The Ellerth-Faragher defense requires an employer to demonstrate that it “exercised reasonable care to prevent and correct promptly any sexually harassing behavior.” Faragher, 524 U.S. at 807. Proof that an employer had promulgated an anti-harassment policy “is not necessary in every instance,” id., but “distribution of a valid anti-harassment policy provides compelling proof” that an employer exercised reasonable care in preventing and promptly correcting sexual harassment. Weger v. City of Ladue, 500 F.3d 710, 719 (8th Cir. 2007).
In this case, there was no dispute that O'Reilly had promulgated and disseminated an anti-harassment policy; rather, the parties disputed whether the policy was reasonable and properly enforced. One of Adams arguments was that the policy required a witness to corroborate the harassment. The 8th Circuit found nothing objectionable in O'Reilly requiring “some kind of confirmation of sexual harassment” before taking action against alleged harassers. Indeed, the Court found that a corroborating witness “rightly honors the vaunted principle that the burden of proof is on the accuser, and it prevents discrimination against those accused of sexual harassment.”
After establishing that the O’Rielly policy was reasonable, the Court then found that Adams’ delay in reporting the harassment was unreasonable and that O’Reilly’s immediate response after she reported the harassment was sufficient. Adams argued that her delay in reporting was reasonable in light of her fear of retaliation; however, the 8th Circuit stated that “fear of retaliation” is not generally an excuse for failing to report sexual harassment.

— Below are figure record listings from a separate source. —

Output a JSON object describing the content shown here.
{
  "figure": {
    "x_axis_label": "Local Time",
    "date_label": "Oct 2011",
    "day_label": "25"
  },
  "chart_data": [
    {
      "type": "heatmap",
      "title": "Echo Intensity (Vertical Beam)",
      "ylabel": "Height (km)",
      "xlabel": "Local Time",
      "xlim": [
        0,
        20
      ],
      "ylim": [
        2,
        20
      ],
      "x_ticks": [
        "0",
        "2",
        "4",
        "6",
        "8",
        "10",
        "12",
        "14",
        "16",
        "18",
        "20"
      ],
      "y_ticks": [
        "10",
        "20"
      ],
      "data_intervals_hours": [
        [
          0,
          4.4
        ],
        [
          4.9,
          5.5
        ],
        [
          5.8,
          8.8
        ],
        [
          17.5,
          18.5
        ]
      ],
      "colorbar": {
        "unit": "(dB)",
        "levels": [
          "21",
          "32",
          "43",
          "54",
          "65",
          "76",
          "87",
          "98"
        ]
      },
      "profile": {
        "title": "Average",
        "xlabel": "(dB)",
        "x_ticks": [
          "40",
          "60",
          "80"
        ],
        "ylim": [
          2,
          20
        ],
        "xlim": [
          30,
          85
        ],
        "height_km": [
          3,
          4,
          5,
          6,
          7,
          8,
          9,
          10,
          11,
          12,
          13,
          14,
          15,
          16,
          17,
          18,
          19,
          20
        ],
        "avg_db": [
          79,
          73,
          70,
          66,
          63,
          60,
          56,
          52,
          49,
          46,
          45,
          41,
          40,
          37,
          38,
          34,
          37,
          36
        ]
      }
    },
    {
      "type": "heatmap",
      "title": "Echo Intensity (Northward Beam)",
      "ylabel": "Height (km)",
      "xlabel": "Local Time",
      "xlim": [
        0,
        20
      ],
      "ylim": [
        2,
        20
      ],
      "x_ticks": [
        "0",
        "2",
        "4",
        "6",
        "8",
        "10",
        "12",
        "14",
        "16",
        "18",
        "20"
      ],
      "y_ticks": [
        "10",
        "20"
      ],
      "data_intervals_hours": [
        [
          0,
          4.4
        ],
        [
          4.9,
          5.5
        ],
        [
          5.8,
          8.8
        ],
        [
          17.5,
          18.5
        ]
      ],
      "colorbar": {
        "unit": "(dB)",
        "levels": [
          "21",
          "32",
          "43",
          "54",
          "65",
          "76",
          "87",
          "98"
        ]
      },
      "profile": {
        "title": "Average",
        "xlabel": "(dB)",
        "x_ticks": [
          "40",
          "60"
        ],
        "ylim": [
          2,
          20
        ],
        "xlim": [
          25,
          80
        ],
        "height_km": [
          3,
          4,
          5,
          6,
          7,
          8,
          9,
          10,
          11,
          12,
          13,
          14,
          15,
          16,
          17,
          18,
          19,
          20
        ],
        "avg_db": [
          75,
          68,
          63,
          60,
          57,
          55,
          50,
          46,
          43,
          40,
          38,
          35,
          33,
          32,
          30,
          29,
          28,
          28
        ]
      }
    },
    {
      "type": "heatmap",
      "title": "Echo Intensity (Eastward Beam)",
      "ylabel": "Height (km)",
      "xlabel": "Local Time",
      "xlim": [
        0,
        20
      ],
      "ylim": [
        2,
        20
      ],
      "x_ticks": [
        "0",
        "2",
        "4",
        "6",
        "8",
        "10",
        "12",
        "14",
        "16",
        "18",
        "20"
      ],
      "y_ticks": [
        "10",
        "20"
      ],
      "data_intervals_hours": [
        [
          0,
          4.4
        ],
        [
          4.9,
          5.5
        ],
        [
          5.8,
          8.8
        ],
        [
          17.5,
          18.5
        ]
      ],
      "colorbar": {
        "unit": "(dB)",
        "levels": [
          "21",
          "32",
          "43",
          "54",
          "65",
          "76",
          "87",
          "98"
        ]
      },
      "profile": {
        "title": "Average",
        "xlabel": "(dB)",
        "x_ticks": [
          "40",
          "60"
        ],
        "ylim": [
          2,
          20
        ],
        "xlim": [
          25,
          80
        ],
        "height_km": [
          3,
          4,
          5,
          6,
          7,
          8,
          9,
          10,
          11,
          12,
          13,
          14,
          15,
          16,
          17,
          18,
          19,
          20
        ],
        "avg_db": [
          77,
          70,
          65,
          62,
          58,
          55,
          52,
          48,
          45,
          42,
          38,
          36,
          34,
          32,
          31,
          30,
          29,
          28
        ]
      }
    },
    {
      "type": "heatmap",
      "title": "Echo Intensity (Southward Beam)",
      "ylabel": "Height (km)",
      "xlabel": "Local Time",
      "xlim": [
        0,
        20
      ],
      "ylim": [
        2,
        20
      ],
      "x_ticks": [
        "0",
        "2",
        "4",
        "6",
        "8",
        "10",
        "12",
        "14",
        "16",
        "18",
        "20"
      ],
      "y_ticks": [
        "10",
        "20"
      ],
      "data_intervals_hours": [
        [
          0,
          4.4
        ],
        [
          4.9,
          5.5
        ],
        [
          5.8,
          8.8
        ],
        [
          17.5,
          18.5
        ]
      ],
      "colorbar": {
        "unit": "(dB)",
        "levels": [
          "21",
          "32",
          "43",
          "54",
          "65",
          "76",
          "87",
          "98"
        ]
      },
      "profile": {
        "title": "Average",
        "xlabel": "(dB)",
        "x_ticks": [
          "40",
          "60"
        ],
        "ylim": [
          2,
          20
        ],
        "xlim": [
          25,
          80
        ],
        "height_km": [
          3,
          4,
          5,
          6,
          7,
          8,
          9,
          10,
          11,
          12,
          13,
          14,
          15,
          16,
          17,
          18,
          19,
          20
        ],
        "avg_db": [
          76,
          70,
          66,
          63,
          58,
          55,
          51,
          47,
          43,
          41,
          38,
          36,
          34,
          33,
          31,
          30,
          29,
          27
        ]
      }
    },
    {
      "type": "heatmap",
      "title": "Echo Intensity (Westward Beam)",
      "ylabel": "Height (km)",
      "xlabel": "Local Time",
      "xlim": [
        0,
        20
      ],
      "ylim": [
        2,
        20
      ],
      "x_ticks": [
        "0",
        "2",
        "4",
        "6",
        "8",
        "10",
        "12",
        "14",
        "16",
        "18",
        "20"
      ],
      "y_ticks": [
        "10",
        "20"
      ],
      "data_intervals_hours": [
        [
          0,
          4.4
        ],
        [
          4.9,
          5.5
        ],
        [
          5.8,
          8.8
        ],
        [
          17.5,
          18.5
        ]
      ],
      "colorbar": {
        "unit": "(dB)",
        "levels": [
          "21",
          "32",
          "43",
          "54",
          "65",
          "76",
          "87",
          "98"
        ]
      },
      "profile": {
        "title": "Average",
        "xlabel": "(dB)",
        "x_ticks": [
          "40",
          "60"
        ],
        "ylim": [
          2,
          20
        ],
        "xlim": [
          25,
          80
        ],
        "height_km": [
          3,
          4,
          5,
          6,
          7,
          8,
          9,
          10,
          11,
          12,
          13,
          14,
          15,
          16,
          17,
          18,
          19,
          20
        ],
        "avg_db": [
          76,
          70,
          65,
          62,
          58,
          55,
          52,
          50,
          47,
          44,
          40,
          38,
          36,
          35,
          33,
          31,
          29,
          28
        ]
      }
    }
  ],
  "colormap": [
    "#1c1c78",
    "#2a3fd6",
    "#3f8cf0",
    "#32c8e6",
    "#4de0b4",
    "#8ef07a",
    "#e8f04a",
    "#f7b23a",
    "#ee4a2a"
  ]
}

The Panel concluded that, where an effective policy against sexual harassment is in place, the employer “as a matter of law” has satisfied its duty to inform itself about its employees’ behavior. This case again shows that the strongest defense an employer (public or private) has to sexual harassment claims is to implement an anti-harassment policy and swiftly respond to harassment claims.